Fifteen years from now, the average car in the United States must get nearly 55 miles to the gallon, according to new fuel-efficiency standards proposed Friday by the Obama Administration. That’s a sharp increase from the current requirement that vehicles average 34.5 miles per gallon by 2016.
California officials, environmental groups, and automakers are praising the new rules, which would require a fleet-wide average for cars and light trucks of 54.5 miles per gallon by 2025.
On a call with reporters today, Governor Jerry Brown called the new regulations, “probably the brightest light I’ve seen in Washington in many a month, if not years.”
Brown said the new standards would encourage technological innovation, reduce fuel consumption, and cut greenhouse gas emissions across the state and the country.
California has been fighting for tighter emissions restrictions on passenger vehicles for years. In 2002, the state began seeking a waiver from the EPA so it could set its own greenhouse gas emission standards for cars, but that wasn’t granted until 2009. Last year the Obama Administration announced the first greenhouse gas emissions standards on a national level, based on California regulations for vehicles manufactured through 2016.
Officials from the California Air Resources Board worked closely with federal agencies, automakers, and environmental groups to develop the new rules.
“California has been pushing, starting way back with the Governor Reagan/President Nixon era, right up to to the present,” said Brown. “And what this demonstrates here, is that with this persistence, the auto companies have finally come on board, and that innovative role for California was crucial in all this.”

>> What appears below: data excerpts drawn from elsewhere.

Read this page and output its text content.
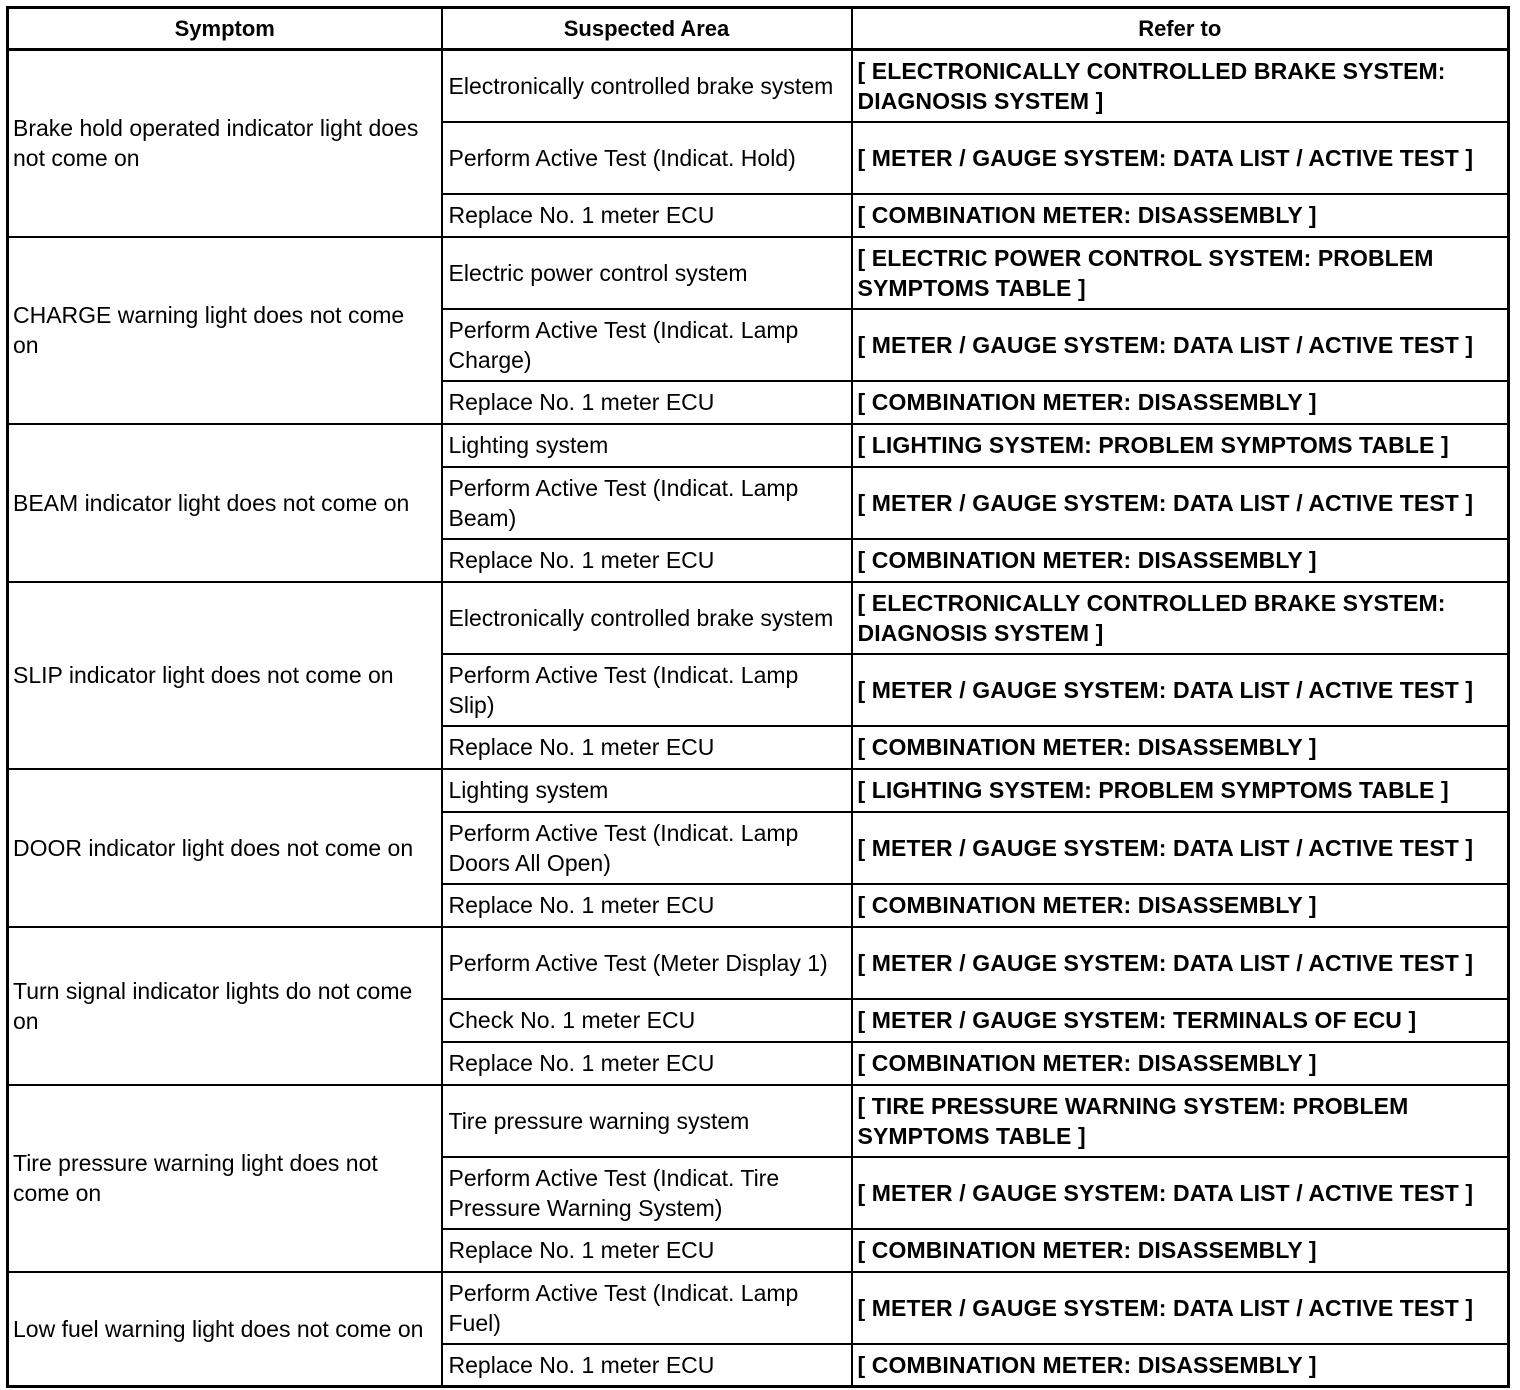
Symptom	Suspected Area	Refer to
Brake hold operated indicator light does not come on	Electronically controlled brake system	[ ELECTRONICALLY CONTROLLED BRAKE SYSTEM: DIAGNOSIS SYSTEM ]
	Perform Active Test (Indicat. Hold)	[ METER / GAUGE SYSTEM: DATA LIST / ACTIVE TEST ]
	Replace No. 1 meter ECU	[ COMBINATION METER: DISASSEMBLY ]
CHARGE warning light does not come on	Electric power control system	[ ELECTRIC POWER CONTROL SYSTEM: PROBLEM SYMPTOMS TABLE ]
	Perform Active Test (Indicat. Lamp Charge)	[ METER / GAUGE SYSTEM: DATA LIST / ACTIVE TEST ]
	Replace No. 1 meter ECU	[ COMBINATION METER: DISASSEMBLY ]
BEAM indicator light does not come on	Lighting system	[ LIGHTING SYSTEM: PROBLEM SYMPTOMS TABLE ]
	Perform Active Test (Indicat. Lamp Beam)	[ METER / GAUGE SYSTEM: DATA LIST / ACTIVE TEST ]
	Replace No. 1 meter ECU	[ COMBINATION METER: DISASSEMBLY ]
SLIP indicator light does not come on	Electronically controlled brake system	[ ELECTRONICALLY CONTROLLED BRAKE SYSTEM: DIAGNOSIS SYSTEM ]
	Perform Active Test (Indicat. Lamp Slip)	[ METER / GAUGE SYSTEM: DATA LIST / ACTIVE TEST ]
	Replace No. 1 meter ECU	[ COMBINATION METER: DISASSEMBLY ]
DOOR indicator light does not come on	Lighting system	[ LIGHTING SYSTEM: PROBLEM SYMPTOMS TABLE ]
	Perform Active Test (Indicat. Lamp Doors All Open)	[ METER / GAUGE SYSTEM: DATA LIST / ACTIVE TEST ]
	Replace No. 1 meter ECU	[ COMBINATION METER: DISASSEMBLY ]
Turn signal indicator lights do not come on	Perform Active Test (Meter Display 1)	[ METER / GAUGE SYSTEM: DATA LIST / ACTIVE TEST ]
	Check No. 1 meter ECU	[ METER / GAUGE SYSTEM: TERMINALS OF ECU ]
	Replace No. 1 meter ECU	[ COMBINATION METER: DISASSEMBLY ]
Tire pressure warning light does not come on	Tire pressure warning system	[ TIRE PRESSURE WARNING SYSTEM: PROBLEM SYMPTOMS TABLE ]
	Perform Active Test (Indicat. Tire Pressure Warning System)	[ METER / GAUGE SYSTEM: DATA LIST / ACTIVE TEST ]
	Replace No. 1 meter ECU	[ COMBINATION METER: DISASSEMBLY ]
Low fuel warning light does not come on	Perform Active Test (Indicat. Lamp Fuel)	[ METER / GAUGE SYSTEM: DATA LIST / ACTIVE TEST ]
	Replace No. 1 meter ECU	[ COMBINATION METER: DISASSEMBLY ]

According to the White House, the new fuel standards will save 12 billion barrels of oil and eliminate six billion metric tons of CO2 pollution, and save consumers $1.7 trillion at the pump. In California alone, the new standards would save 180,000 barrels of oil a day, equal to cutting the state’s oil consumption by 20%, according to the non-profit group Environment California.
“We think this is a very good deal, and we are happy and proud to have played a role in shaping it,” said California Air Resources Board head Mary Nichols.
“What California does is push the envelope. But not just for the sake of pushing the envelope. We do this because we have a need to reduce the impact of our whole transportation system on our environment and to improve its economic performance,” Nichols said.
Cars and light trucks are currently responsible for 28% of California’s greenhouse gas emissions.